Arrascada challenged not only the architect and construction company, but also board members to see if the final renovation complies with the American disabilities act.

“I don’t just challenge the architect and the construction company to walk the stadium, but I also challenge all the Regents to go to the university, get into a walker, use a scooter, perhaps a wheelchair, and go to the Mackay stadium at the conclusion of the new upgrade and see with your own eyes if it is fully wheelchair accessible,” said Arrascada.

The university is requesting $3.9 million as it aims to make the stadium ADA compliant, a goal that wouldn’t be accomplished until the 2020 season at the earliest, according to Nevada Sports Net.

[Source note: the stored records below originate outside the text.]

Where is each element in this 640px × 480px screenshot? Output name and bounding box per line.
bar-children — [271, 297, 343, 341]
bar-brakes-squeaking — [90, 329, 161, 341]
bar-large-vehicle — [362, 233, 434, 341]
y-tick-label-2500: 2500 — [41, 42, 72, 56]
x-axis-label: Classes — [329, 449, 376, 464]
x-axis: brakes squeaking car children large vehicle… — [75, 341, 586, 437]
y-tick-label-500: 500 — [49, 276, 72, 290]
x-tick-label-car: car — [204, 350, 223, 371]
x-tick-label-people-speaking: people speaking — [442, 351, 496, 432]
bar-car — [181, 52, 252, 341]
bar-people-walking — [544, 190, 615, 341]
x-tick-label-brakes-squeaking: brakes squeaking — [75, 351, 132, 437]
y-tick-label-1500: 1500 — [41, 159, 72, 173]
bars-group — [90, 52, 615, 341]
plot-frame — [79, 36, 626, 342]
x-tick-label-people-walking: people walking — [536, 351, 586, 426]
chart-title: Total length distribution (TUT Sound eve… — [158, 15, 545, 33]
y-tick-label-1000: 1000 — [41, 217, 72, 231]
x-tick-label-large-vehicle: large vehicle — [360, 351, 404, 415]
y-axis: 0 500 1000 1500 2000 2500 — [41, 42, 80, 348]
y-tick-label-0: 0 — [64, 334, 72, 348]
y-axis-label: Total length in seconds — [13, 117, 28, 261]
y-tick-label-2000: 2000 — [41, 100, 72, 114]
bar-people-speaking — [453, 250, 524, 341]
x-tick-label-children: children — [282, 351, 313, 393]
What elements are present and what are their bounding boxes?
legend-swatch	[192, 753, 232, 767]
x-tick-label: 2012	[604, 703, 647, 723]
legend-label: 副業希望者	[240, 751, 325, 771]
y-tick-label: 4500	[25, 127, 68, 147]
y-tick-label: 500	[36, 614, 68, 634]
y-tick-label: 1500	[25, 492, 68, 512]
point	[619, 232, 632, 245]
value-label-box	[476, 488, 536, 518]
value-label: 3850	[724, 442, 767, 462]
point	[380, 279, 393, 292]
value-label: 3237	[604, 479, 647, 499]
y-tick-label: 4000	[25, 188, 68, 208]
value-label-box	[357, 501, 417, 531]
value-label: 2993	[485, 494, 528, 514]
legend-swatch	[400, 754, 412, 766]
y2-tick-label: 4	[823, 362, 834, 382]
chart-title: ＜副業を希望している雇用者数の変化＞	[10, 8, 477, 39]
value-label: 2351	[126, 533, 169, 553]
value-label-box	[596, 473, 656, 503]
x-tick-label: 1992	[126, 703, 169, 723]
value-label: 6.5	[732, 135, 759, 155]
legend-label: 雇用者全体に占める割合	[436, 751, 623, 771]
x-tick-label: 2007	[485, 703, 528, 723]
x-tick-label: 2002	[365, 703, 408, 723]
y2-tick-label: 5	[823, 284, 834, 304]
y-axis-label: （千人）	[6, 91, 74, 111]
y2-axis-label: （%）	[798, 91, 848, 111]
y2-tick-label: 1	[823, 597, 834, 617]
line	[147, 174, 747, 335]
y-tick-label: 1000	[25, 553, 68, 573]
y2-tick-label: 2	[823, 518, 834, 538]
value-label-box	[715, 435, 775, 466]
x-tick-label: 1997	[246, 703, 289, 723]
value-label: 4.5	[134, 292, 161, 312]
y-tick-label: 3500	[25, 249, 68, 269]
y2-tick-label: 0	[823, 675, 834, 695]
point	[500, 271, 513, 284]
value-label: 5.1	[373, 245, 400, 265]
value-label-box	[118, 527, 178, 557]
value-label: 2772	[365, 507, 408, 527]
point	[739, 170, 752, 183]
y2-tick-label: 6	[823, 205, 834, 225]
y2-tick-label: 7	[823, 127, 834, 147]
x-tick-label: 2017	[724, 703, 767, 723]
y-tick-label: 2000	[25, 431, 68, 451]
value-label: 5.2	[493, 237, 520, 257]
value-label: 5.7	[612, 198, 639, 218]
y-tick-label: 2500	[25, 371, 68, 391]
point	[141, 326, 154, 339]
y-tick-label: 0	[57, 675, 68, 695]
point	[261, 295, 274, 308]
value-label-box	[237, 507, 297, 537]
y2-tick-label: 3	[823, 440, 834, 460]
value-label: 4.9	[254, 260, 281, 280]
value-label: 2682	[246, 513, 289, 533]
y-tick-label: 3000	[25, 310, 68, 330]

Ed Roether, an architect with national ADA experience, conducted an external report of Mackay Stadium. According to his report, the stadium didn’t have the required number of seating available for fans in wheelchairs. The seating available for wheelchairs did not have a clear line of sight to the field.

Mackay Stadium contains a total of 25,799 seats. Among those, 76 are wheelchair-compliant, per Roether’s report. The number of wheelchair accessible seats required by ADA standards for a stadium of Mackay Stadium’s size is 140.

Additionally, the east side boxes are required to have wheelchair spaces but do not. The west side boxes also do not provide lines of sight over standing spectators for spectators in wheelchairs, according to Roether.